Following the War, Mackey came to be well regarded as a more commercial artist. His innovative approach to printmaking established the artist as a particularly fine illustrator. Mackey developed his own method of colour printing, whereby the artist would produce single impression linocuts printed on fine transparent sheets which were then hand painted in bold colours using oil paints. The artist used this method regularly in his work for the Mandrake Press, through which he illustrated several literary publications. The artist was also well regarded as a more traditional painter, and exhibited often in Paris, France where he was awarded a multitude of prizes at international fairs. From the 1930s onwards, Mackey taught at the Walthamstow School of Art for a significant period. The artist died in 1979. His work remains in a number of eminent collections, including those of the Imperial War Museum and the Royal Academy.


The bold coloured linocuts of printmaker and book illustrator Haydn Reynolds Mackey represent an innovative departure from recognised methods of colour printmaking. Although they appear, at first sight, to be multiple colour printed linocuts on heavy wove oatmeal paper, this is not the case.
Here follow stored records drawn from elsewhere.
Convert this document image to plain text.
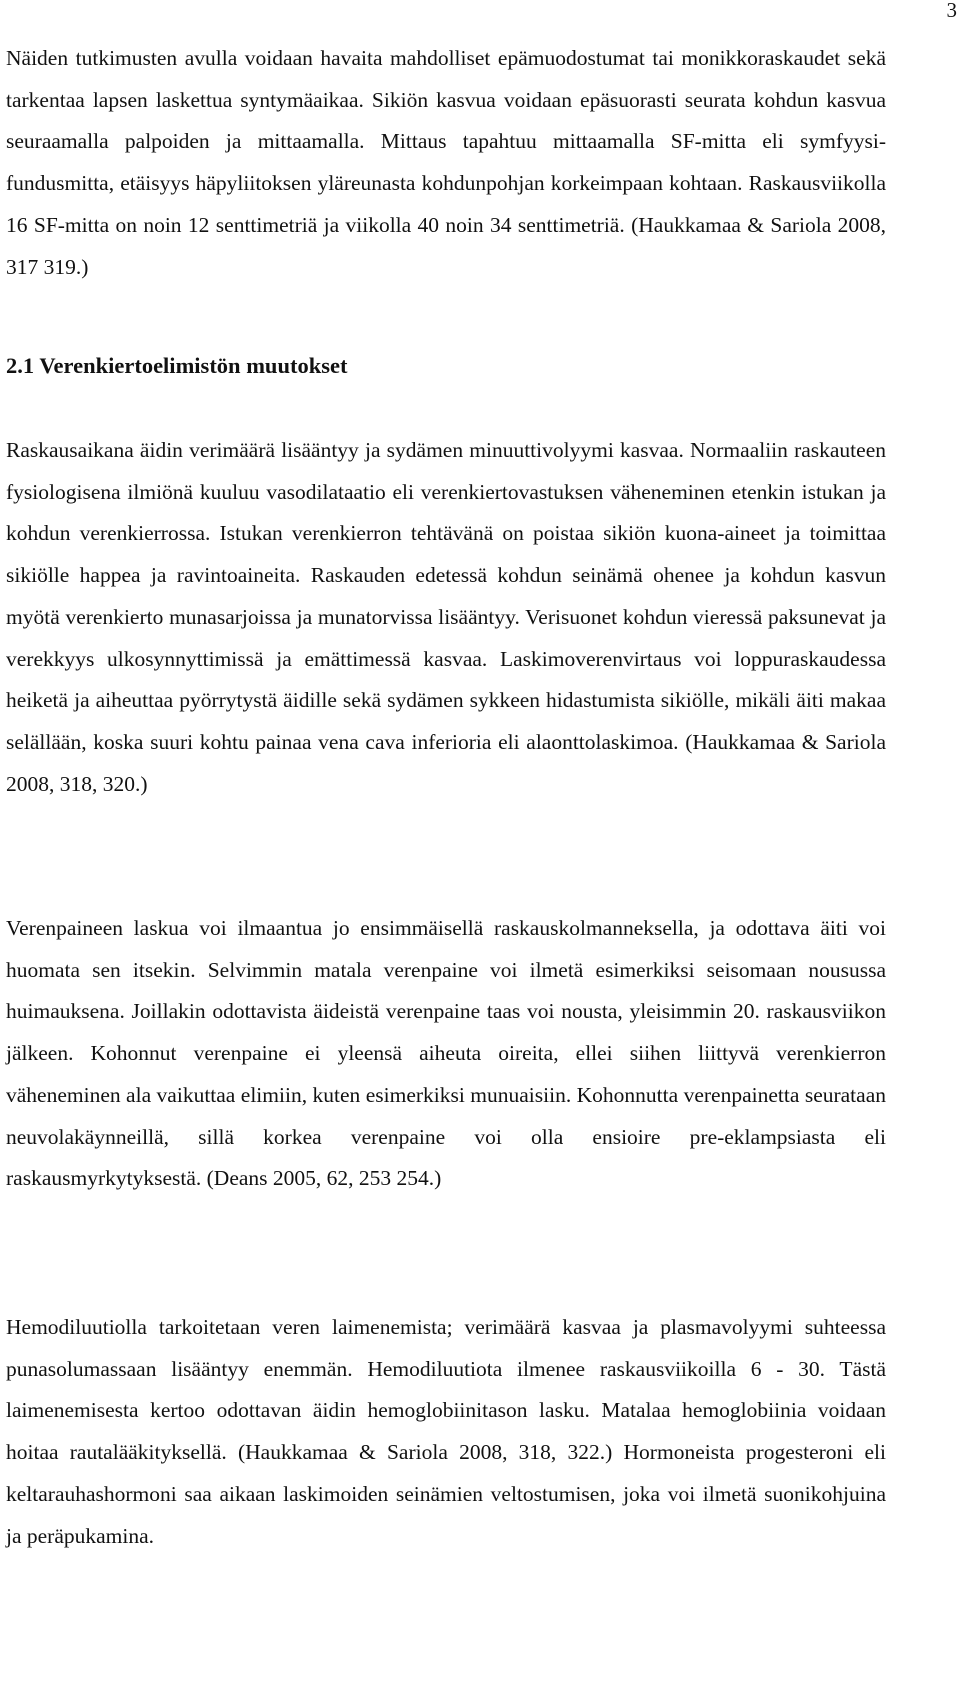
3

Näiden tutkimusten avulla voidaan havaita mahdolliset epämuodostumat tai monikkoraskaudet sekä tarkentaa lapsen laskettua syntymäaikaa. Sikiön kasvua voidaan epäsuorasti seurata kohdun kasvua seuraamalla palpoiden ja mittaamalla. Mittaus tapahtuu mittaamalla SF-mitta eli symfyysi-fundusmitta, etäisyys häpyliitoksen yläreunasta kohdunpohjan korkeimpaan kohtaan. Raskausviikolla 16 SF-mitta on noin 12 senttimetriä ja viikolla 40 noin 34 senttimetriä. (Haukkamaa & Sariola 2008, 317 319.)

2.1 Verenkiertoelimistön muutokset

Raskausaikana äidin verimäärä lisääntyy ja sydämen minuuttivolyymi kasvaa. Normaaliin raskauteen fysiologisena ilmiönä kuuluu vasodilataatio eli verenkiertovastuksen väheneminen etenkin istukan ja kohdun verenkierrossa. Istukan verenkierron tehtävänä on poistaa sikiön kuona-aineet ja toimittaa sikiölle happea ja ravintoaineita. Raskauden edetessä kohdun seinämä ohenee ja kohdun kasvun myötä verenkierto munasarjoissa ja munatorvissa lisääntyy. Verisuonet kohdun vieressä paksunevat ja verekkyys ulkosynnyttimissä ja emättimessä kasvaa. Laskimoverenvirtaus voi loppuraskaudessa heiketä ja aiheuttaa pyörrytystä äidille sekä sydämen sykkeen hidastumista sikiölle, mikäli äiti makaa selällään, koska suuri kohtu painaa vena cava inferioria eli alaonttolaskimoa. (Haukkamaa & Sariola 2008, 318, 320.)

Verenpaineen laskua voi ilmaantua jo ensimmäisellä raskauskolmanneksella, ja odottava äiti voi huomata sen itsekin. Selvimmin matala verenpaine voi ilmetä esimerkiksi seisomaan nousussa huimauksena. Joillakin odottavista äideistä verenpaine taas voi nousta, yleisimmin 20. raskausviikon jälkeen. Kohonnut verenpaine ei yleensä aiheuta oireita, ellei siihen liittyvä verenkierron väheneminen ala vaikuttaa elimiin, kuten esimerkiksi munuaisiin. Kohonnutta verenpainetta seurataan neuvolakäynneillä, sillä korkea verenpaine voi olla ensioire pre-eklampsiasta eli raskausmyrkytyksestä. (Deans 2005, 62, 253 254.)

Hemodiluutiolla tarkoitetaan veren laimenemista; verimäärä kasvaa ja plasmavolyymi suhteessa punasolumassaan lisääntyy enemmän. Hemodiluutiota ilmenee raskausviikoilla 6 - 30. Tästä laimenemisesta kertoo odottavan äidin hemoglobiinitason lasku. Matalaa hemoglobiinia voidaan hoitaa rautalääkityksellä. (Haukkamaa & Sariola 2008, 318, 322.) Hormoneista progesteroni eli keltarauhashormoni saa aikaan laskimoiden seinämien veltostumisen, joka voi ilmetä suonikohjuina ja peräpukamina.
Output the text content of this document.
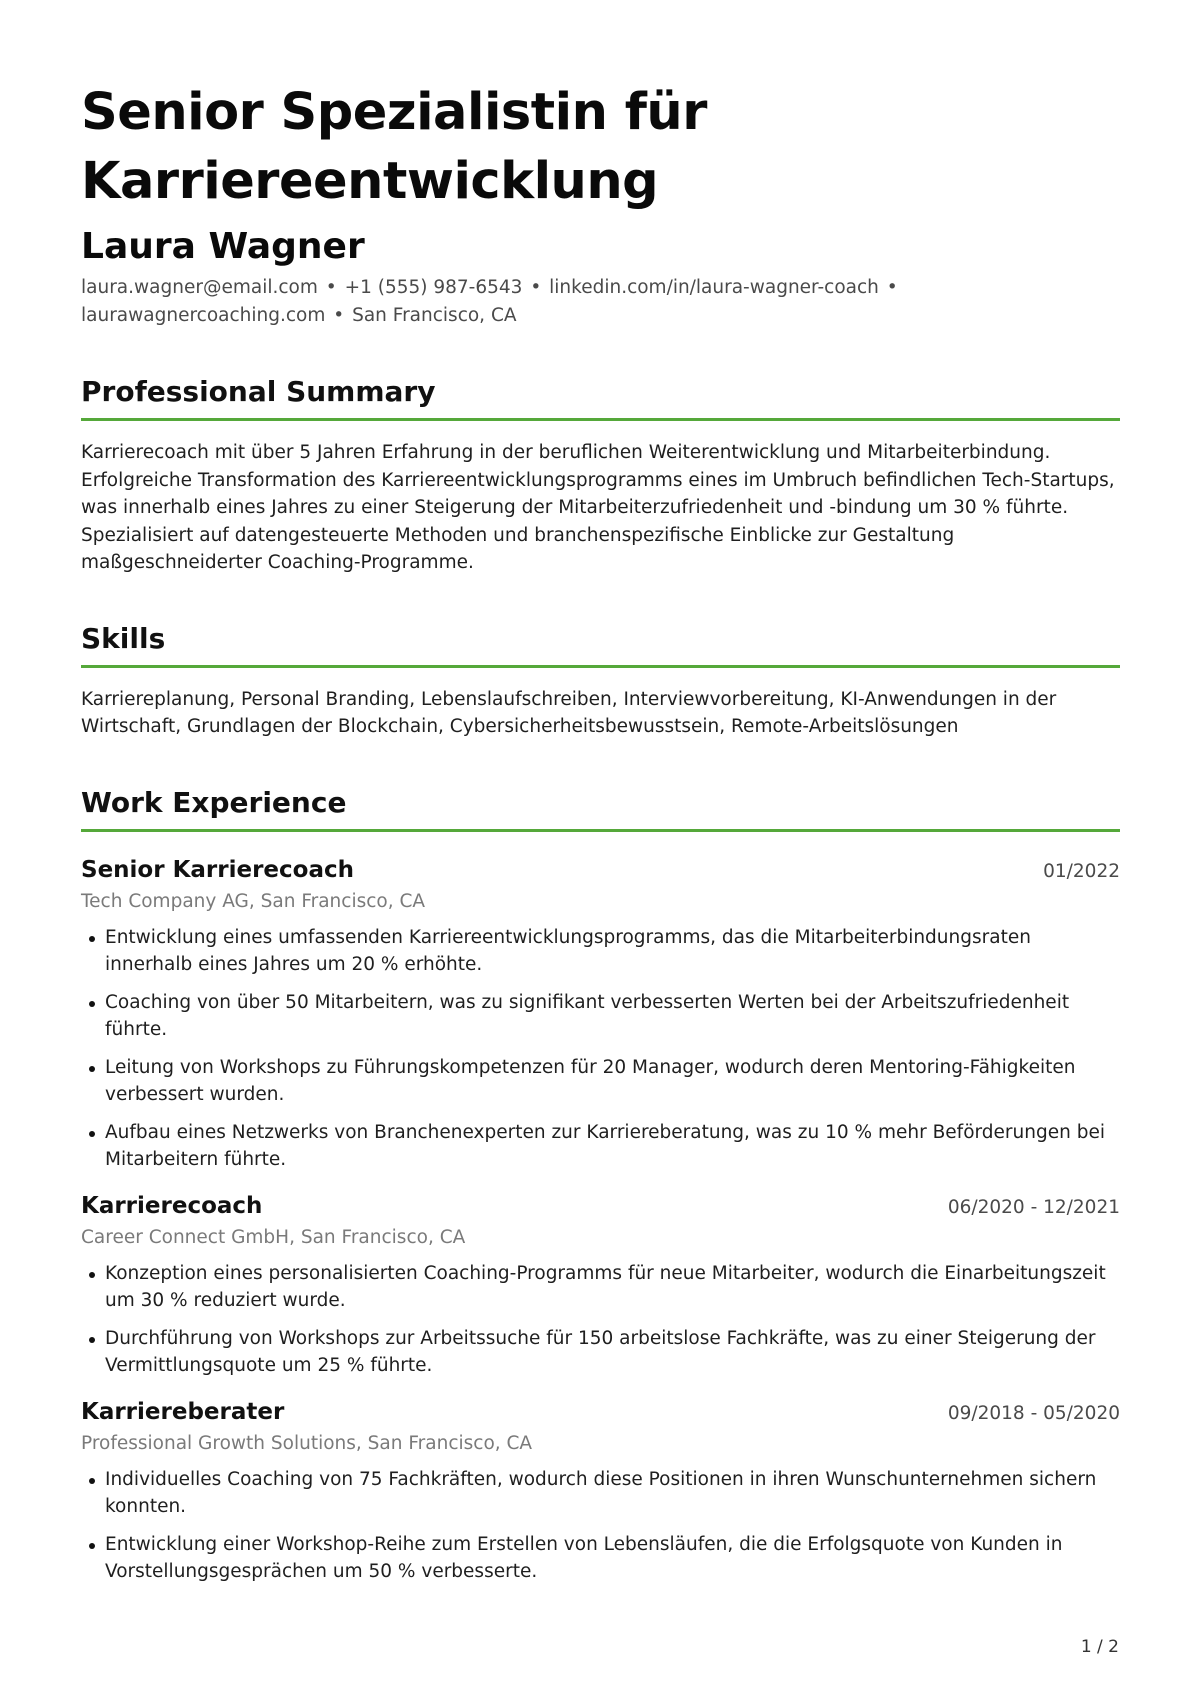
Senior Spezialistin für Karriereentwicklung
Laura Wagner

laura.wagner@email.com • +1 (555) 987-6543 • linkedin.com/in/laura-wagner-coach • laurawagnercoaching.com • San Francisco, CA

Professional Summary

Karrierecoach mit über 5 Jahren Erfahrung in der beruflichen Weiterentwicklung und Mitarbeiterbindung. Erfolgreiche Transformation des Karriereentwicklungsprogramms eines im Umbruch befindlichen Tech-Startups, was innerhalb eines Jahres zu einer Steigerung der Mitarbeiterzufriedenheit und -bindung um 30 % führte. Spezialisiert auf datengesteuerte Methoden und branchenspezifische Einblicke zur Gestaltung maßgeschneiderter Coaching-Programme.

Skills

Karriereplanung, Personal Branding, Lebenslaufschreiben, Interviewvorbereitung, KI-Anwendungen in der Wirtschaft, Grundlagen der Blockchain, Cybersicherheitsbewusstsein, Remote-Arbeitslösungen

Work Experience
Senior Karrierecoach	01/2022
Tech Company AG, San Francisco, CA
Entwicklung eines umfassenden Karriereentwicklungsprogramms, das die Mitarbeiterbindungsraten innerhalb eines Jahres um 20 % erhöhte.
Coaching von über 50 Mitarbeitern, was zu signifikant verbesserten Werten bei der Arbeitszufriedenheit führte.
Leitung von Workshops zu Führungskompetenzen für 20 Manager, wodurch deren Mentoring-Fähigkeiten verbessert wurden.
Aufbau eines Netzwerks von Branchenexperten zur Karriereberatung, was zu 10 % mehr Beförderungen bei Mitarbeitern führte.
Karrierecoach	06/2020 - 12/2021
Career Connect GmbH, San Francisco, CA
Konzeption eines personalisierten Coaching-Programms für neue Mitarbeiter, wodurch die Einarbeitungszeit um 30 % reduziert wurde.
Durchführung von Workshops zur Arbeitssuche für 150 arbeitslose Fachkräfte, was zu einer Steigerung der Vermittlungsquote um 25 % führte.
Karriereberater	09/2018 - 05/2020
Professional Growth Solutions, San Francisco, CA
Individuelles Coaching von 75 Fachkräften, wodurch diese Positionen in ihren Wunschunternehmen sichern konnten.
Entwicklung einer Workshop-Reihe zum Erstellen von Lebensläufen, die die Erfolgsquote von Kunden in Vorstellungsgesprächen um 50 % verbesserte.
1 / 2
They are, in fact, single impression linocuts printed in black ink on fine tracing-style tissue paper which Haydn Mackey then hand-painted and presented in a manner unique to his work.

Having printed his linocut in black ink, H.R.Mackey would hand colour each proof with thick opaque oil paint on the reverse of the fine transparent printed sheet. He would then apply this hand coloured proof on to a heavy oatmeal backing paper, paint surface downward. Once the printed sheet was perfectly adhered to the backing, he would trim the edges so that both sheets appear as one. The resulting effect is for the strong oil colours to show through the transparent paper of the proof print, giving the appearance of a perfectly registered multiple colour printing of the finest and most even nature.

Haydn Reynolds Mackey’s prints are consistently rare, having never been published in formal editions. It is likely that the time and difficulty involved in producing each final colour print precluded the production of these prints on a commercial scale. Mackey’s works of this nature remain some of the most striking linocuts produced in England at this time, outside the Grosvenor School.